Anoshe Women Project [COMPLETED]

Soybean cultivation in northeast Ghana

Between 2012-2019, Sabab Lou supported the Anoshe Women Group in the Chereponi district, located in northeast Ghana, in the cultivation of soybeans. The project aimed to increase the soybean yield and create an additional income for the women and their families. Initially, 170 women from four villages belonged to the group, however, over the years, the group grew to 450 members from five villages, farming a total of over 300 hectares of land.

Farming in the hot and arid region of Chereponi is difficult work. In order to facilitate the harvest, Sabab Lou rented tractors, plows, and threshing machines, which allowed the women to harvest more efficiently, and increase soybean yield. At first, these changes led to only a small increase in revenue. A study of the soil quality carried out in collaboration with researchers at the University of Hohenheim, showed that the soil lacked many of the necessary nutrients. In an attempt to reactivate the soil, Sabab Lou financed complex fertilizing measures. The project was a success and following treatment, the yield increase by almost 100%. The yield before soil treatment yielded half a ton per hectare, whereas after treatment, the villagers were able to harvest one ton per hectare.

You can read more about the developments in this project, here.

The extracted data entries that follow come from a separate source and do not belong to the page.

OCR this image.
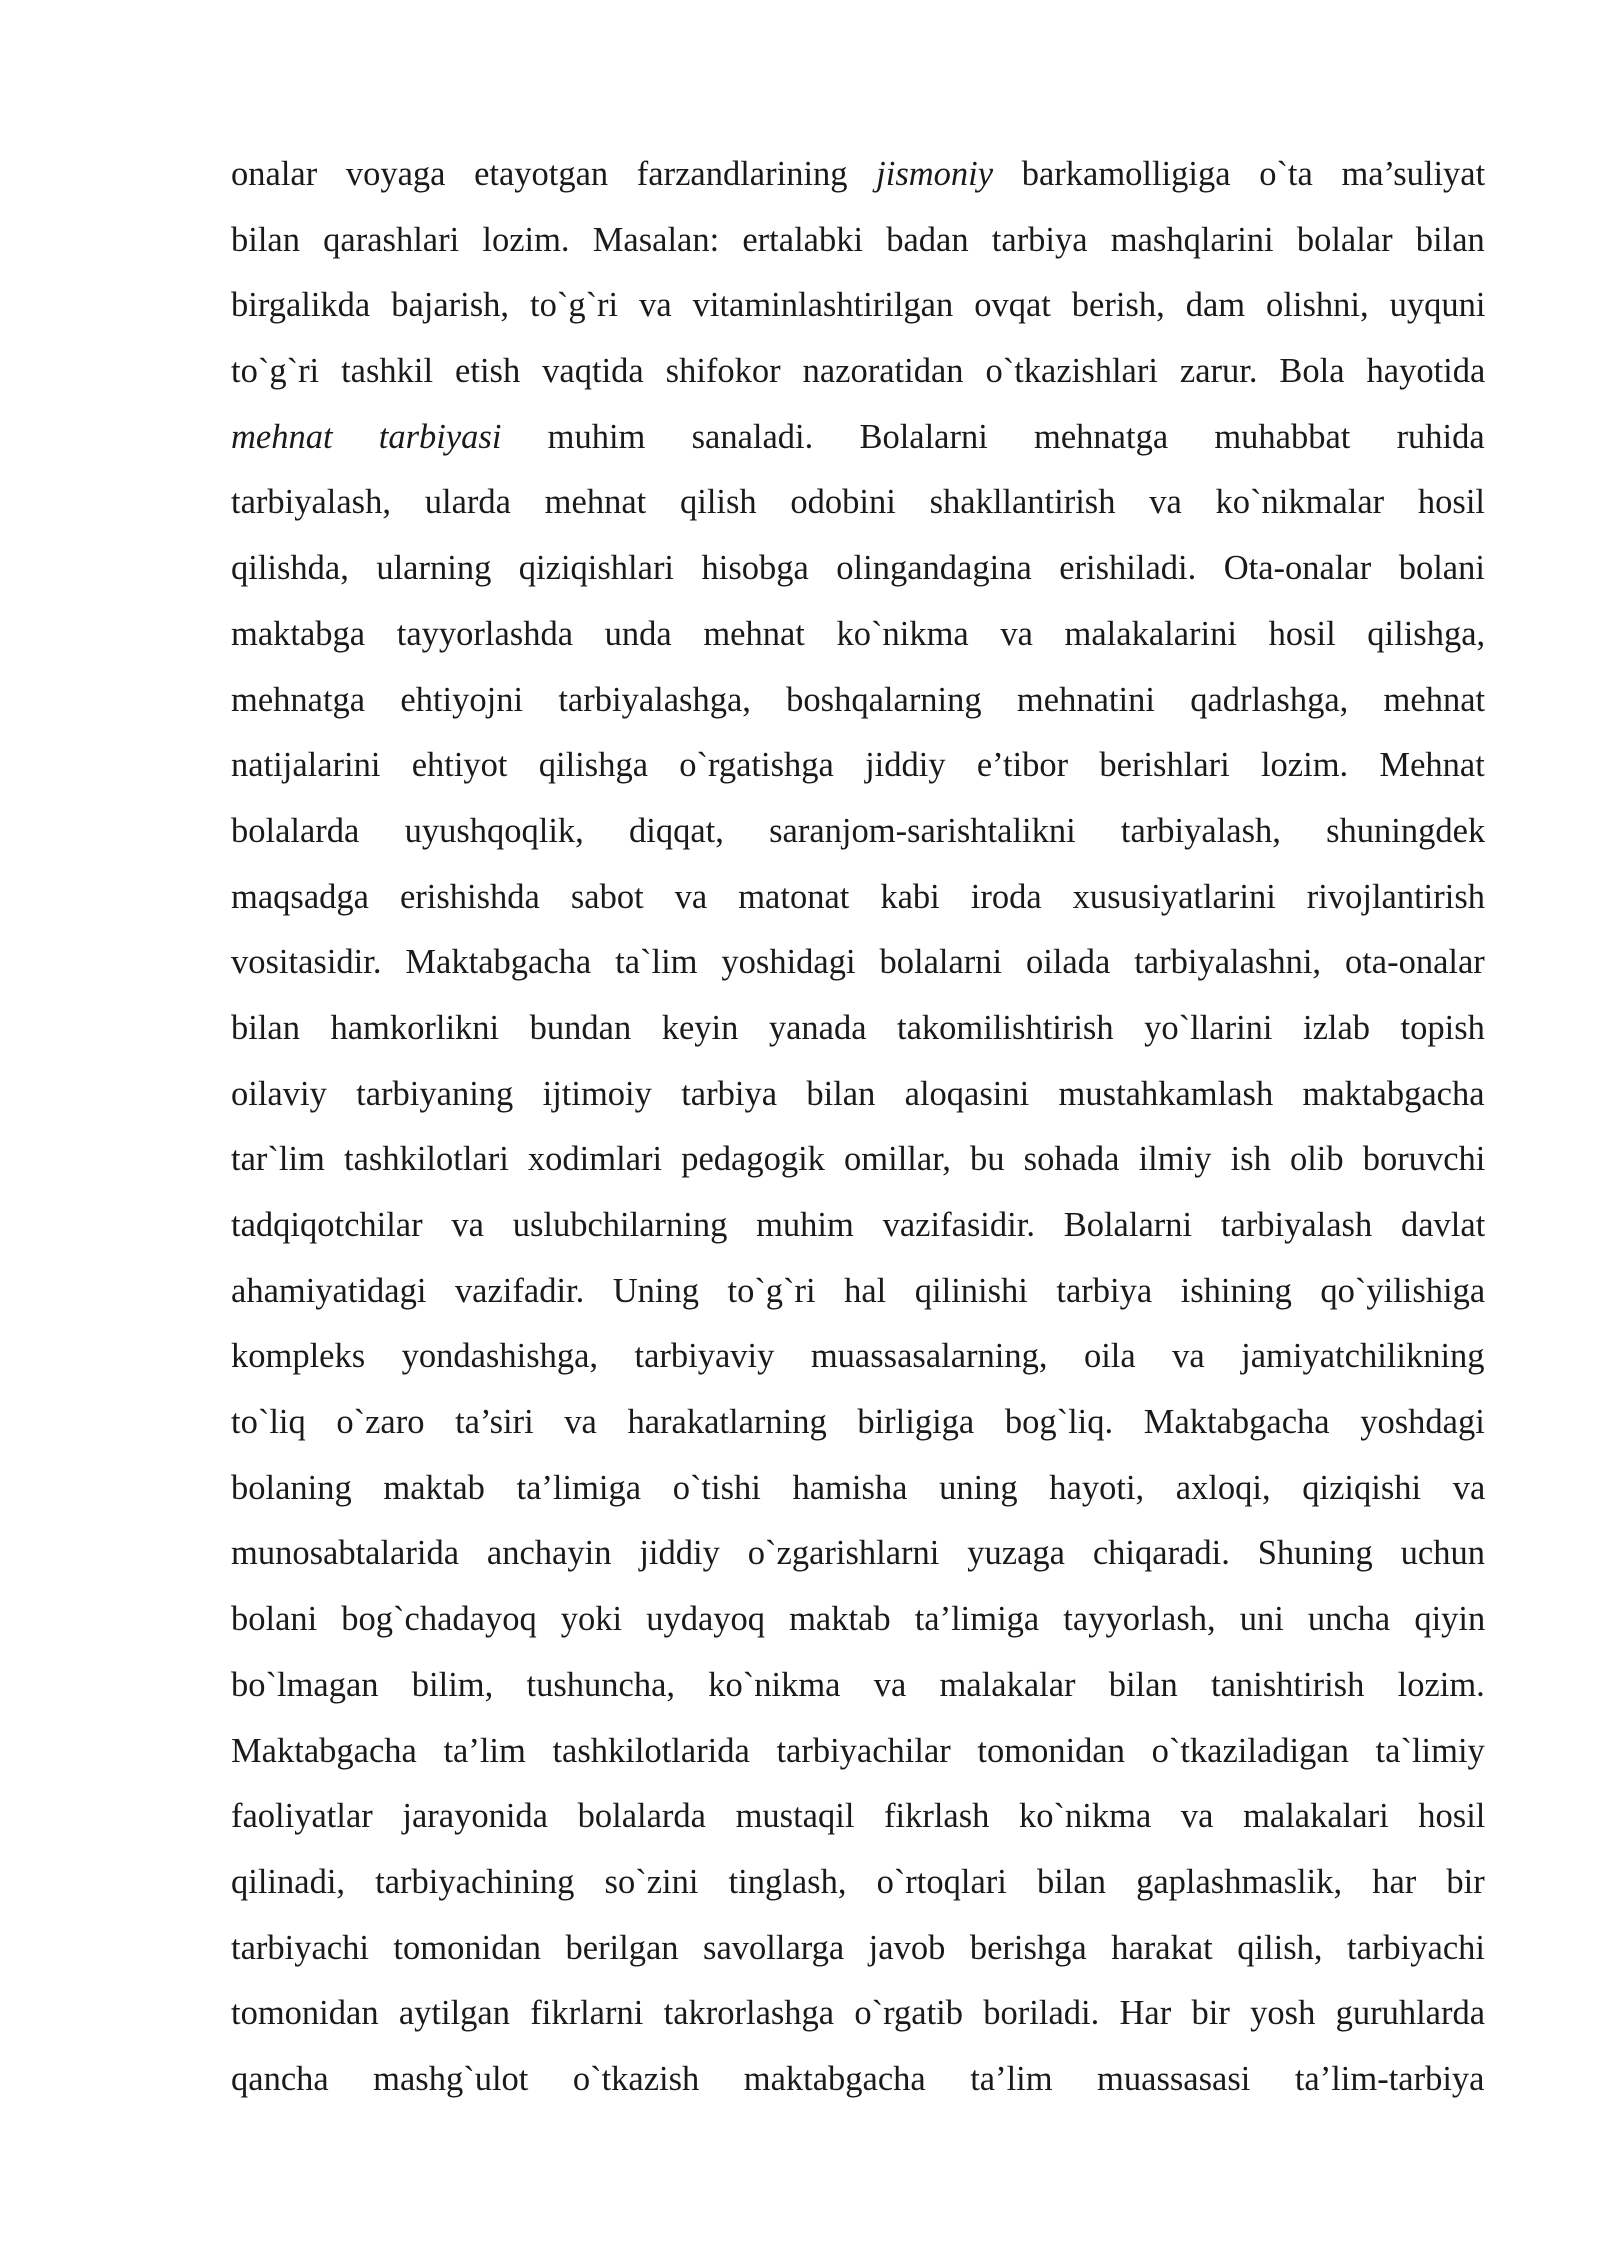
onalar voyaga etayotgan farzandlarining jismoniy barkamolligiga o`ta ma’suliyat
bilan qarashlari lozim. Masalan: ertalabki badan tarbiya mashqlarini bolalar bilan
birgalikda bajarish, to`g`ri va vitaminlashtirilgan ovqat berish, dam olishni, uyquni
to`g`ri tashkil etish vaqtida shifokor nazoratidan o`tkazishlari zarur. Bola hayotida
mehnat tarbiyasi muhim sanaladi. Bolalarni mehnatga muhabbat ruhida
tarbiyalash, ularda mehnat qilish odobini shakllantirish va ko`nikmalar hosil
qilishda, ularning qiziqishlari hisobga olingandagina erishiladi. Ota-onalar bolani
maktabga tayyorlashda unda mehnat ko`nikma va malakalarini hosil qilishga,
mehnatga ehtiyojni tarbiyalashga, boshqalarning mehnatini qadrlashga, mehnat
natijalarini ehtiyot qilishga o`rgatishga jiddiy e’tibor berishlari lozim. Mehnat
bolalarda uyushqoqlik, diqqat, saranjom-sarishtalikni tarbiyalash, shuningdek
maqsadga erishishda sabot va matonat kabi iroda xususiyatlarini rivojlantirish
vositasidir. Maktabgacha ta`lim yoshidagi bolalarni oilada tarbiyalashni, ota-onalar
bilan hamkorlikni bundan keyin yanada takomilishtirish yo`llarini izlab topish
oilaviy tarbiyaning ijtimoiy tarbiya bilan aloqasini mustahkamlash maktabgacha
tar`lim tashkilotlari xodimlari pedagogik omillar, bu sohada ilmiy ish olib boruvchi
tadqiqotchilar va uslubchilarning muhim vazifasidir. Bolalarni tarbiyalash davlat
ahamiyatidagi vazifadir. Uning to`g`ri hal qilinishi tarbiya ishining qo`yilishiga
kompleks yondashishga, tarbiyaviy muassasalarning, oila va jamiyatchilikning
to`liq o`zaro ta’siri va harakatlarning birligiga bog`liq. Maktabgacha yoshdagi
bolaning maktab ta’limiga o`tishi hamisha uning hayoti, axloqi, qiziqishi va
munosabtalarida anchayin jiddiy o`zgarishlarni yuzaga chiqaradi. Shuning uchun
bolani bog`chadayoq yoki uydayoq maktab ta’limiga tayyorlash, uni uncha qiyin
bo`lmagan bilim, tushuncha, ko`nikma va malakalar bilan tanishtirish lozim.
Maktabgacha ta’lim tashkilotlarida tarbiyachilar tomonidan o`tkaziladigan ta`limiy
faoliyatlar jarayonida bolalarda mustaqil fikrlash ko`nikma va malakalari hosil
qilinadi, tarbiyachining so`zini tinglash, o`rtoqlari bilan gaplashmaslik, har bir
tarbiyachi tomonidan berilgan savollarga javob berishga harakat qilish, tarbiyachi
tomonidan aytilgan fikrlarni takrorlashga o`rgatib boriladi. Har bir yosh guruhlarda
qancha mashg`ulot o`tkazish maktabgacha ta’lim muassasasi ta’lim-tarbiya
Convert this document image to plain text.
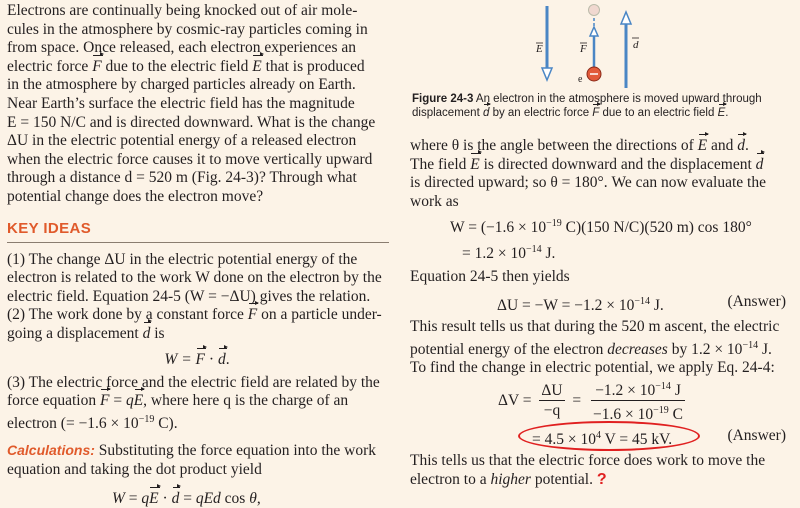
Electrons are continually being knocked out of air mole-

cules in the atmosphere by cosmic-ray particles coming in

from space. Once released, each electron experiences an

electric force F due to the electric field E that is produced

in the atmosphere by charged particles already on Earth.

Near Earth’s surface the electric field has the magnitude

E = 150 N/C and is directed downward. What is the change

ΔU in the electric potential energy of a released electron

when the electric force causes it to move vertically upward

through a distance d = 520 m (Fig. 24-3)? Through what

potential change does the electron move?

KEY IDEAS

(1) The change ΔU in the electric potential energy of the

electron is related to the work W done on the electron by the

electric field. Equation 24-5 (W = −ΔU) gives the relation.

(2) The work done by a constant force F on a particle under-

going a displacement d is

W = F · d.

(3) The electric force and the electric field are related by the

force equation F = qE, where here q is the charge of an

electron (= $-1.6 \times 10^{-19}$ C).

Calculations: Substituting the force equation into the work

equation and taking the dot product yield

W = qE · d = qEd cos θ,

E	F
e
d

Figure 24-3 An electron in the atmosphere is moved upward through

displacement d by an electric force F due to an electric field E.

where θ is the angle between the directions of E and d.

The field E is directed downward and the displacement d

is directed upward; so θ = 180°. We can now evaluate the

work as

$W = (-1.6 \times 10^{-19}$ C)(150 N/C)(520 m) cos 180°

= $1.2 \times 10^{-14}$ J.
Equation 24-5 then yields
$\Delta U = -W = -1.2 \times 10^{-14}$ J.	(Answer)

This result tells us that during the 520 m ascent, the electric

potential energy of the electron decreases by $1.2 \times 10^{-14}$ J.

To find the change in electric potential, we apply Eq. 24-4:

$\Delta V = \frac{\Delta U}{-q} = \frac{-1.2 \times 10^{-14} J}{-1.6 \times 10^{-19} C}$
= $4.5 \times 10^4$ V = 45 kV.	(Answer)

This tells us that the electric force does work to move the

electron to a higher potential. ?
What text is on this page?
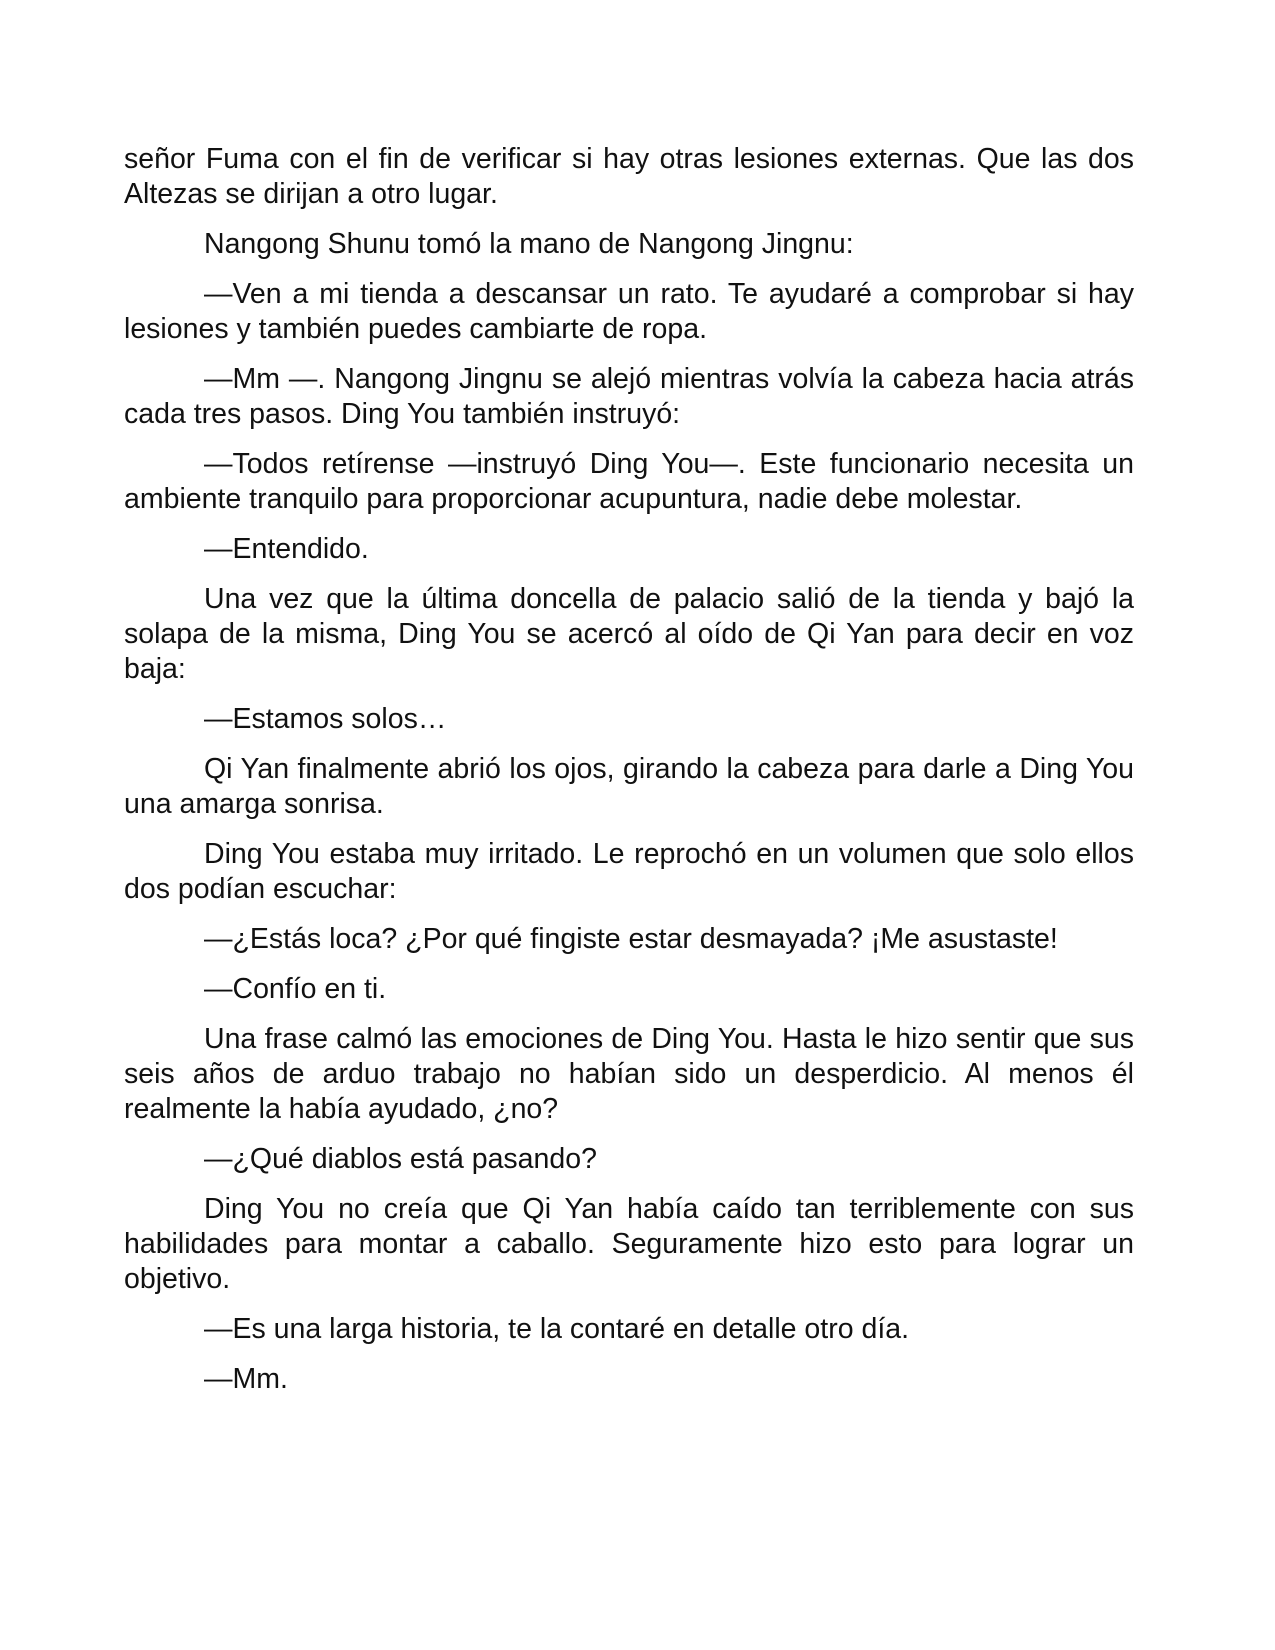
señor Fuma con el fin de verificar si hay otras lesiones externas. Que las dos Altezas se dirijan a otro lugar.

Nangong Shunu tomó la mano de Nangong Jingnu:

—Ven a mi tienda a descansar un rato. Te ayudaré a comprobar si hay lesiones y también puedes cambiarte de ropa.

—Mm —. Nangong Jingnu se alejó mientras volvía la cabeza hacia atrás cada tres pasos. Ding You también instruyó:

—Todos retírense —instruyó Ding You—. Este funcionario necesita un ambiente tranquilo para proporcionar acupuntura, nadie debe molestar.

—Entendido.

Una vez que la última doncella de palacio salió de la tienda y bajó la solapa de la misma, Ding You se acercó al oído de Qi Yan para decir en voz baja:

—Estamos solos…

Qi Yan finalmente abrió los ojos, girando la cabeza para darle a Ding You una amarga sonrisa.

Ding You estaba muy irritado. Le reprochó en un volumen que solo ellos dos podían escuchar:

—¿Estás loca? ¿Por qué fingiste estar desmayada? ¡Me asustaste!

—Confío en ti.

Una frase calmó las emociones de Ding You. Hasta le hizo sentir que sus seis años de arduo trabajo no habían sido un desperdicio. Al menos él realmente la había ayudado, ¿no?

—¿Qué diablos está pasando?

Ding You no creía que Qi Yan había caído tan terriblemente con sus habilidades para montar a caballo. Seguramente hizo esto para lograr un objetivo.

—Es una larga historia, te la contaré en detalle otro día.

—Mm.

By 2019, the group had gained enough knowledge about plowing, organic fertilization, precise planting, and sustainable harvesting that they no longer needed any assistance from the Foundation. Three of the five villages maintained the increase in yield over the recent years. With increased funds, the group is able to finance all operational costs, such as replacement of tractors and similar investments. As a direct result of the group’s self-sustaining success, Sabab Lou exited the project at the end of 2019.

Following the tangible success of the Anoshe Women Group, more local families voiced their wish for similar support. To meet the demand, Sabab Lou started a new project, the Chereponi Farming Project (CFP) in 2020.